Title VII Race Discrimination Claim Dismissal Affirmed; NYC Human Rights Law Claims Improperly Dismissed

In Harge v. City of New York et al, 2022 WL 17481819 (2d Cir. Dec. 7, 2022), the court, inter alia, affirmed the dismissal of plaintiff’s race discrimination claim asserted under Title VII of the Civil Rights Act of 1964.

From the decision:

Here, Harge bases his hostile work environment claim on evidence of monitoring, undesirable work assignments, poor evaluation scores, and his receipt of disciplinary actions for repeated violations of departmental procedure. The district court aptly characterized this evidence as “borderline” with respect to whether it was sufficiently severe or pervasive to sustain his claim. Harge I, 2021 WL 3855305, at *16–17. More importantly, however, the record does not support the claim that this workplace environment was a byproduct of racial animus. See Brown v. Henderson, 257 F.3d 246, 252 (2d Cir. 2001) (“[M]istreatment at work, whether through subjection to a hostile environment or through [other means], is actionable under Title VII only when it occurs because of an employee’s … protected characteristic.”). The record contains evidence of episodic racially biased comments. See JA-917, 938. But, “[f]or racist comments, slurs, and jokes to constitute a hostile work environment, there [generally] must be more than a few isolated incidents of racial enmity[.]” Schwapp v. Town of Avon, 118 F.3d 106, 110 (2d Cir. 1997) (internal quotation marks and citation omitted). The district court did not err in concluding that a reasonable jury, viewing this evidence in its totality, could not find that Harge was subject to a hostile work environment because of his race.

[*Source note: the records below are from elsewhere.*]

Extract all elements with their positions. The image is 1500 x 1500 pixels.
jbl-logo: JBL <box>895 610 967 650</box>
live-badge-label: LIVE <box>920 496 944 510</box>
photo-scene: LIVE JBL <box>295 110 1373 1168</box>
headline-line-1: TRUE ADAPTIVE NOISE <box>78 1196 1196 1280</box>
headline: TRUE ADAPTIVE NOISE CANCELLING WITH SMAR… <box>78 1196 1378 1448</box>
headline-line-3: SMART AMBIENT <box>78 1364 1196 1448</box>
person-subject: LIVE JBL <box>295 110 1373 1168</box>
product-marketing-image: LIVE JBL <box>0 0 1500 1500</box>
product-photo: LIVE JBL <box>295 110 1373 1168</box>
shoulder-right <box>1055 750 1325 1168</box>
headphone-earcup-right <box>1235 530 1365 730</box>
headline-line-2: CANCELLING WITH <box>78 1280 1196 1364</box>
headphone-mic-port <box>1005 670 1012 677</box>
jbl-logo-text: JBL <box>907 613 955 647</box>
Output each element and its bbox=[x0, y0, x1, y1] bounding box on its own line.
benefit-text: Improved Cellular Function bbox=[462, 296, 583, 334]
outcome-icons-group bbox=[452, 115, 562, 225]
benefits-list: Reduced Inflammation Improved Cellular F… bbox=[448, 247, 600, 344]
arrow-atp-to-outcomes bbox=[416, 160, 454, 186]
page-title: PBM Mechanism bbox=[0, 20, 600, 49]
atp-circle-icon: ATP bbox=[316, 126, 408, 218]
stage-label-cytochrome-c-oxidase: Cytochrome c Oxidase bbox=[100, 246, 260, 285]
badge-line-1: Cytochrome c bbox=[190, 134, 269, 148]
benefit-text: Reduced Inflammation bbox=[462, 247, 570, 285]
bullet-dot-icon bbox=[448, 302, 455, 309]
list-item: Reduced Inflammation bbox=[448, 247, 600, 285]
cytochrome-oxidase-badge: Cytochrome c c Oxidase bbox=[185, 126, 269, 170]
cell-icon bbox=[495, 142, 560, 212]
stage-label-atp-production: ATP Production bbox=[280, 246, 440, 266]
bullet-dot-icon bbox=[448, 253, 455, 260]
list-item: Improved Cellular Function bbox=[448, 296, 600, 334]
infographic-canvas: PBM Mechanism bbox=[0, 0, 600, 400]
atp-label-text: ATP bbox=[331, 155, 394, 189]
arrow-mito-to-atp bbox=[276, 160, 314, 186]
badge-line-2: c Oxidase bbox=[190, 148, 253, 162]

However, the court determined that the lower court erred by dismissing plaintiff’s claims under the New York City Human Rights Law, in that it improperly “lumped together the federal hostile work environment claim with a possible parallel claim under the NYCHRL, without recognizing that conduct that was insufficiently pervasive to violate federal law might constitute a violation of city law.”

That said, the court remanded plaintiff’s claims to the district court “to dismiss them without prejudice” since “absent a live federal claim, the questions posed by Harge’s city discrimination claims are best left to the courts of the State of New York.”